Alors que Universal relance son cycle de l'épouvante avec LE FILS DE FRANKENSTEIN en 1939, William Dieterle signe QUASIMODO, première grande adaptation parlante de «Notre-Dame de Paris» à Hollywood, avec Charles Laughton dans le rôle-titre. Ce nouveau succès laisse libre cours à Dieterle pour se lancer dans un projet personnel. Avec le soutien de RKO, il monte sa propre compagnie de production et sollicite l'écrivain américain Stephen Vincent Benet afin qu'il transcrive pour l'écran sa propre nouvelle «Le Diable et Daniel Webster». Dans le rôle du Diable, Dieterle choisit sur les conseils de John Huston le père de celui-ci, à savoir Walter Huston. Il réunit une équipe de comédiens talentueux, mais pas forcément très connus, comme James Craig dans le rôle du fermier, Edward Arnold dans celui de Daniel Webster, ou Simone Simon avant LA FELINE. Il s'entoure aussi de jeunes talents de la RKO appelés à un bel avenir, comme le compositeur Bernard Herrmann ou le monteur Robert Wise !
Dans la Nouvelle-Angleterre du XIXème siècle, le brave fermier Jabez Stone voit se multiplier les contrariétés : un renard se sert dans son poulailler, le cochon se brise la pâte, le temps s'annonce mauvais, les créanciers sont sur son dos et enfin il renverse un sac de précieux semis dans une flaque de boue ! C'en est trop, il déclare haut et fort qu'il est prêt à se damner en échange d'une meilleure fortune. La lamentation ne tombe pas dans l'oreille d'un sourd puisque le Diable, se présentant comme Mr. Scratch, apparaît et propose à Jabez d'échanger son âme contre sept années de prospérité. Pendant ce temps, Daniel Webster, avocat et politicien, ayant toujours soutenu la cause des fermiers, fait campagne dans la région...
«Le Diable et Daniel Webster» est au départ un texte littéraire original, sorte de conte imitant le folklore et se basant sur la légende de Faust. Son cadre diffère cependant. Il n'est plus question d'Europe médiévale mais des États Unis idéalisés, ceux des premiers pionniers, d'avant la déchirure de la Guerre de Sécession. Alors que le Faust de Goethe est un érudit européen, Jabez est un fermier tout ce qu'il y a de plus simple. Il n'aspire pas à des plaisirs et des savoirs incroyables, mais simplement à avoir les ressources lui permettant d'entretenir sa ferme et sa famille et ainsi d'accéder au rêve américain : devenir son propre maître sans ne rien devoir à personne.
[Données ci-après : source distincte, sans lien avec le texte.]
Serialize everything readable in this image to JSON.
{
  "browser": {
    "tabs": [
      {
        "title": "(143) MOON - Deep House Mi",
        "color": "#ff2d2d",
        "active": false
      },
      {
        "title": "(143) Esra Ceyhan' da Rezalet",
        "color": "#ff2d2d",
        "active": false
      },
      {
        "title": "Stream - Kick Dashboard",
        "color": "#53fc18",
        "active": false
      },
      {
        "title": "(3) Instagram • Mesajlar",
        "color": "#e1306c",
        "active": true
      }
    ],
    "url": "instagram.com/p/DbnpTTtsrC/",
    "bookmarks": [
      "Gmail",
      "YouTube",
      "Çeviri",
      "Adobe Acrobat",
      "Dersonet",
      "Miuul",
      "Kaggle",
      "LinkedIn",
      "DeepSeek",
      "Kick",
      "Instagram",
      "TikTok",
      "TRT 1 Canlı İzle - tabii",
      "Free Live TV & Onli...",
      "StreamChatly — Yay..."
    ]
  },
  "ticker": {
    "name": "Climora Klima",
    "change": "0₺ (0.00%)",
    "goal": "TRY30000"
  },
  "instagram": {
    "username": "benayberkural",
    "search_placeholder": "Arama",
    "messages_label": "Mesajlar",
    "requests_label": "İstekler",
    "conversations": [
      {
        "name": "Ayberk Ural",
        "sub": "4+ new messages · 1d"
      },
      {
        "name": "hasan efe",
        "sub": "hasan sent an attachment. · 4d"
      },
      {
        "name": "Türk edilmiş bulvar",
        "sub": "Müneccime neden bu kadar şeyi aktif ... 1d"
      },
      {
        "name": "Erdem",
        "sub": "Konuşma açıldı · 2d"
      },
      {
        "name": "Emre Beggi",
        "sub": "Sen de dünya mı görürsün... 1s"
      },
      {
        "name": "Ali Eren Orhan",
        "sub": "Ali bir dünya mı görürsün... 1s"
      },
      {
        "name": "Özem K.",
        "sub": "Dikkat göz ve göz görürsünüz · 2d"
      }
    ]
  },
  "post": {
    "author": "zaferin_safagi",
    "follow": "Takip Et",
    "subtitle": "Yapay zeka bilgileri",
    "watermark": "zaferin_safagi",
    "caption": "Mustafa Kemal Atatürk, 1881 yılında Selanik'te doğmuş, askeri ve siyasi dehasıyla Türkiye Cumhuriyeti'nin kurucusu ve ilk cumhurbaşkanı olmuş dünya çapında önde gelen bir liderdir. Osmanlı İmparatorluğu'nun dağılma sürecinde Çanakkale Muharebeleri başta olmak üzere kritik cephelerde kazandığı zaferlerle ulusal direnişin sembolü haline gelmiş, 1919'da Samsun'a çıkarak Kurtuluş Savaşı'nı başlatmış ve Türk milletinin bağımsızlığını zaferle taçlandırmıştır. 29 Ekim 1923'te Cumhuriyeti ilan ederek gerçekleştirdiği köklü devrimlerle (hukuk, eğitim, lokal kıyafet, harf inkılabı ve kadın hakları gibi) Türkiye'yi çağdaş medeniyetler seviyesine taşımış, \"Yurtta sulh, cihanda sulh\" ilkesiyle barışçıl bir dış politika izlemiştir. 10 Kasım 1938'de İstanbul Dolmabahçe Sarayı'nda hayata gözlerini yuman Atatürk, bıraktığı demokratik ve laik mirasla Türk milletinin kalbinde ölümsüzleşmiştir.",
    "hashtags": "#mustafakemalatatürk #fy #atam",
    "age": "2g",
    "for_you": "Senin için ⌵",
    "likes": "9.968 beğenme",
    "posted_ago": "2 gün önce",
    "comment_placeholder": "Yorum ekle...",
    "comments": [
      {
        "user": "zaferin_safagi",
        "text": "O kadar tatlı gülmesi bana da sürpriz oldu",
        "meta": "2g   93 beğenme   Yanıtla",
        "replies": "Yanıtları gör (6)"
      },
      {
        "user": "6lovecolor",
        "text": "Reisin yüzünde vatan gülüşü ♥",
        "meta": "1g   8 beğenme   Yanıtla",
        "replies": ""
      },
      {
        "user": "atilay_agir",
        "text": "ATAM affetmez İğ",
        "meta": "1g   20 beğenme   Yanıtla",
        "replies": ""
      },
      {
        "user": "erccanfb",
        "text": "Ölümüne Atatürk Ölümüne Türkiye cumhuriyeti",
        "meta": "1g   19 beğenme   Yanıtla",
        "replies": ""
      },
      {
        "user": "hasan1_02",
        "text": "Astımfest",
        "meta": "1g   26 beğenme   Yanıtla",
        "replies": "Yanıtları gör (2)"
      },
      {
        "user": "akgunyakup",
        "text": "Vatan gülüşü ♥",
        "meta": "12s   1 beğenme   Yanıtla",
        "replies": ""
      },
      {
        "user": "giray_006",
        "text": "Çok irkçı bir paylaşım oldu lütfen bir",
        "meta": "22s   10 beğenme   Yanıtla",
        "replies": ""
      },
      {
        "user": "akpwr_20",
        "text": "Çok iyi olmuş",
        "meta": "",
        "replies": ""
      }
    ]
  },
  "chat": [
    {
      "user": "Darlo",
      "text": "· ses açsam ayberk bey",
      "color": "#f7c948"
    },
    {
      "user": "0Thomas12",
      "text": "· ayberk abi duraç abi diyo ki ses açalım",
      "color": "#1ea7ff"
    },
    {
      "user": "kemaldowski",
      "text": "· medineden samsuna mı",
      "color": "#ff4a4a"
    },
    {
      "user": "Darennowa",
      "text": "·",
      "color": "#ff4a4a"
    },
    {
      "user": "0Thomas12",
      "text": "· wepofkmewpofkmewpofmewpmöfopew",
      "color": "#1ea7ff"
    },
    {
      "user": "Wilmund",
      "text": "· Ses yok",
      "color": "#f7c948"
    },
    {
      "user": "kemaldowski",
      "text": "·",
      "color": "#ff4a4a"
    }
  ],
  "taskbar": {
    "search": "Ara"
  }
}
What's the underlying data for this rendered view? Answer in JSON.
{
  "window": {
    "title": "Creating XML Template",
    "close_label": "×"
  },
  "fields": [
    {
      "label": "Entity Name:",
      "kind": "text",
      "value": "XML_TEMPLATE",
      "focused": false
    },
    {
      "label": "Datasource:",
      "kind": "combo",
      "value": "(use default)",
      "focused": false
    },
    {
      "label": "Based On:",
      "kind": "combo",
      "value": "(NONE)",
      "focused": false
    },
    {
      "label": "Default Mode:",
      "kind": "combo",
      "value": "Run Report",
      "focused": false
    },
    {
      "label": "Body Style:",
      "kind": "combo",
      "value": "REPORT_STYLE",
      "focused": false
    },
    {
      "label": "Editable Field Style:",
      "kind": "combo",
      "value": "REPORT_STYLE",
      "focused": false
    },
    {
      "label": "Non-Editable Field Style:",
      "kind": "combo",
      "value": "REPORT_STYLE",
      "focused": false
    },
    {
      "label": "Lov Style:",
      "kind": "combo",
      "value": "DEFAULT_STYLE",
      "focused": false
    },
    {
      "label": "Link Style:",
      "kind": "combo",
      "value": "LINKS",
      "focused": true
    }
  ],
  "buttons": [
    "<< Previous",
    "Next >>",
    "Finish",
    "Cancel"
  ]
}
Or, les circonstances ne sont pas seules responsables de ses malheurs : les banquiers, désignés ici comme partenaires du Diable, portent aussi une lourde responsabilité. Cette attaque contre un système financier sans morale, qui trouve des échos contemporains, reflète une Amérique se remettant péniblement de la crise de 1929, crise dont les conséquences sur les agriculteurs furent désastreuses. Le plus célèbre témoignage en est le roman «Les raisins de la colère» de Steinbeck.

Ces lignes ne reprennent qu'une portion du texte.